Don't get me wrong, I am a big supporter of the OCC's effort to codify enforceable best-practice standards and install real accountability in our largest banks through the mechanism of heightened expectations.  See my previous blog posting - Strong Coffee and Weak Tea   But upon reflection, I now also strongly believe that doing so outside the forum of interagency cooperation, without an accompanying policy statement signifying interagency consensus, is the grandest of follies.  It could foreshadow a seismic change in the distribution of federal- vs. state-chartered banks among the population of banks with assets greater than $50 billion... a group small in number, but immense in banking marketplace presence.

At the present time, about two-thirds of the group have federally-chartered lead banks with the remainder having state-chartered lead banks.  Under the Comptroller's current informal version of his heightened expectations program those national banks are already being held to those higher expectations through the moral suasion exerted through the ongoing bank supervision process.  

The remaining banks in the group, the state-chartered banks, are not under the jurisdiction of the OCC and are therefore not subject to the heightened expectations program.  These state-chartered banks operate under governance standards presently outlined in law, regulation, and individual state or Federal Reserve or FDIC examination handbook guidelines.

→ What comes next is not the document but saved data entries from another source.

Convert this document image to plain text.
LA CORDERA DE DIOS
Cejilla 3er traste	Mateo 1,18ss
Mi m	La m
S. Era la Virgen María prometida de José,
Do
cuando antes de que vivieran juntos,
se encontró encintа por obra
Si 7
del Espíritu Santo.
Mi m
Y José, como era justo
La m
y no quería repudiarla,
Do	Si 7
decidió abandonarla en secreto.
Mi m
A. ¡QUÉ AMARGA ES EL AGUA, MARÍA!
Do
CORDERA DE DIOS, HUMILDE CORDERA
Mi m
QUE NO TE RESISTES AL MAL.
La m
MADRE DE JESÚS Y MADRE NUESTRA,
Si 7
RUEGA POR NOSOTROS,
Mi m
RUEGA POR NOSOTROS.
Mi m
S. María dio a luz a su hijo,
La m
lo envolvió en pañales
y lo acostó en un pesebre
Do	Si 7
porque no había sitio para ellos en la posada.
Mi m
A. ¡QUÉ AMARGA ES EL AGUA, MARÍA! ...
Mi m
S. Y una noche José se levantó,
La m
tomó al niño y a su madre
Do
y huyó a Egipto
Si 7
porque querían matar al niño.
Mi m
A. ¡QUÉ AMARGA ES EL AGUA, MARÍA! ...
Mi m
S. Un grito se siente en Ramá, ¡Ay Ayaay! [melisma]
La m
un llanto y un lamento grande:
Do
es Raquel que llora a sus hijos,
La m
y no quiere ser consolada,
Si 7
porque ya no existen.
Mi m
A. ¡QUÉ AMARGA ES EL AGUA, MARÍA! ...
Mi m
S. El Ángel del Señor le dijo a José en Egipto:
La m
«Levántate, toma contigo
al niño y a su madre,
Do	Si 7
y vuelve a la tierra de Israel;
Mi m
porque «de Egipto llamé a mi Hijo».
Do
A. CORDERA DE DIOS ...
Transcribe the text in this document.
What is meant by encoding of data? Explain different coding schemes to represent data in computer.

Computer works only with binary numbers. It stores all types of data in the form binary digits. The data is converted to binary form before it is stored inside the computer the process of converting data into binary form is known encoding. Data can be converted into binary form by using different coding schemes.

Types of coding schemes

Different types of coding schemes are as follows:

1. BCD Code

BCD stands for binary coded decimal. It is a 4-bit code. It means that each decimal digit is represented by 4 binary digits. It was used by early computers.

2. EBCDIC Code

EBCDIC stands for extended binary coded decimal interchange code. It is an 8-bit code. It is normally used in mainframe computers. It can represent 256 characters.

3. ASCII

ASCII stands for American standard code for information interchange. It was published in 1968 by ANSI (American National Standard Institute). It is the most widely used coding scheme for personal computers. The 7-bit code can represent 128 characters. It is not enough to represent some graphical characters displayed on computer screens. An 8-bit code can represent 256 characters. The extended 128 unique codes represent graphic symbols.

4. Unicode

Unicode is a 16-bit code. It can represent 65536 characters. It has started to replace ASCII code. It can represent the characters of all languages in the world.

The recent talk of Washington, among the Illuminati inside-the-beltway, has been the popularity of what have been called "tax inversions".  Where U.S. corporations are changing their tax domicile through mergers with other corporations in overseas jurisdictions with lower income tax rates; arbitraging their taxing authorities and thereby lessening their income tax burdens.  Something similar, onshore regulatory arbitrage, could happen if the Comptroller's heightened expectations guidelines are adopted in the Code of Federal Regulations without an explicit interagency policy backstop.

First, simply switching from a federal to a state bank charter in your home state makes the Comptroller's heightened expectations program go away - poof!  Second, as the "tax inversion" proponents have demonstrated, you do not have to move your operations to move your official corporate domicile.  In fact, there are many banks today where their official headquarters are in one city or state, while their corporate officers live and work elsewhere.  So the potential exists not only to convert to a state bank charter, but also to select any state bank regulator willing to roll out the Welcome Wagon in the states where the bank already has an established branch presence.

The latter option might even be attractive to those national banks with corporate domiciles in New York State.  In the State of New York, given the recent banker-bashing pyrotechnics by state officials, the state-level regulatory arbitrage calculus is more complicated... on one hand, there is the fire, and on the other hand, the frying pan.  By moving a corporate domicile to a different state and changing the home-state/host-state equation, the 1997 Nationwide Cooperative Agreement (signed by all state bank regulators) kicks in and at least the prospect exists for the state-level regulatory dynamics to change significantly.

The bane of bold leadership is that the Comptroller of the Currency becomes, by definition, a pioneer.  Pioneers were an important part of what made this country great.  But every pioneer weighed the implications of go-it-alone leadership against the benefits of collective action.

As hard and frustrating as the interagency agreement process can be, the OCC needs to push harder for an interagency policy statement on this topic because the ramifications of going-it-alone could radically change the present stasis in the balance of the dual banking system and put OCC on a slippery slope of becoming less relevant.  As the old saying points out, sometimes the lone pioneer is the guy lying face down in the mud with an arrow in his back.